After the 2014 season, Trepagnier got a call from the front office telling him he had been traded to Atlanta.

“I didn’t know what was going on,” he said. “I had never been traded before.”

He spent all of 2015 with the Mississippi Braves, pitching 57.1 innings with a 4.40 ERA and 30 strike outs.

“I’m a ground ball guy, a sinker/slider guy,” he said. “I get my strike outs, but if it’s the ninth inning and there’s a runner on first and third, I’m the guy to get the ground ball for the out.”

A career in baseball with all its wear and tear caught up with him in 2016. He had to have shoulder surgery and missed the entire season. A “setback” he called it.
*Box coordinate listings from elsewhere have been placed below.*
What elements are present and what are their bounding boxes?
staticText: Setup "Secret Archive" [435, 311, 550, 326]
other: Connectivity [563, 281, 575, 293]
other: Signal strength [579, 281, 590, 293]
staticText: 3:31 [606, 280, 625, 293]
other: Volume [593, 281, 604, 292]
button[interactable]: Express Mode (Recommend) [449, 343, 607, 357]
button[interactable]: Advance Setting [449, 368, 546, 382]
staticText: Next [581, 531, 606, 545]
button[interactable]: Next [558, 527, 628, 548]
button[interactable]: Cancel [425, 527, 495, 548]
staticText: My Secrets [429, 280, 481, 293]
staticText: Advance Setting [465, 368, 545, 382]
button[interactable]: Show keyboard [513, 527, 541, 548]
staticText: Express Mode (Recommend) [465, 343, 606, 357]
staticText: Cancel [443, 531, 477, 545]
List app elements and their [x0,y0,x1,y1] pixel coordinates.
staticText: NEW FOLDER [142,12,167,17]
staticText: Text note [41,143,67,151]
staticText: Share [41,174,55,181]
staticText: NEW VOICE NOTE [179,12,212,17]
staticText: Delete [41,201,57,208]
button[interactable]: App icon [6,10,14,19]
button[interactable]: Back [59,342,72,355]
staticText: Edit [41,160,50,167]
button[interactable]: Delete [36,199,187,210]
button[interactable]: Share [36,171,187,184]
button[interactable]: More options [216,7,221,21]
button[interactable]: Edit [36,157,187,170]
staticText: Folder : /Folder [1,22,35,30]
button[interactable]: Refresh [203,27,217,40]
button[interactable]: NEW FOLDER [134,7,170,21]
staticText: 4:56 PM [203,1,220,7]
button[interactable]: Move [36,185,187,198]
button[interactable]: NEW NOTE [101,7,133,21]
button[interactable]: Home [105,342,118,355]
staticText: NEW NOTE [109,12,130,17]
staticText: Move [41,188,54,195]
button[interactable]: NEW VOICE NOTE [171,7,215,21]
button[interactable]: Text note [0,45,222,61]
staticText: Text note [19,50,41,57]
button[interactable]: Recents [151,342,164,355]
Then came the December tryout and signing with the Texas Rangers.

“For me to get that chance again, I was definitely excited,” he said. “I’m encouraged. I’m actually healthier than I ever was. I’m in better shape than I ever was.  Even with my set back, being out that whole year, I’m still on track. I’ve just been working on my consistency.”

Also on the horizon is a November wedding to his fiance, Tiffani Serven, and spending more time with his 6-year-old son, Bryce.

Before he continues to chase his dream, Trepagnier offered some advice to those young men with similar goals.

“It’s not easy, he said. “You’ve got to work 10 times harder than the person next to you. When you get drafted, you’ve got to beat this kid out of California, you’ve got to beat this kid out of Texas.

I didn’t know that. I didn’t work hard in high school, I just went off my talent. I regret it every day now. If I had worked as hard as I could have, I’d have been so much better.”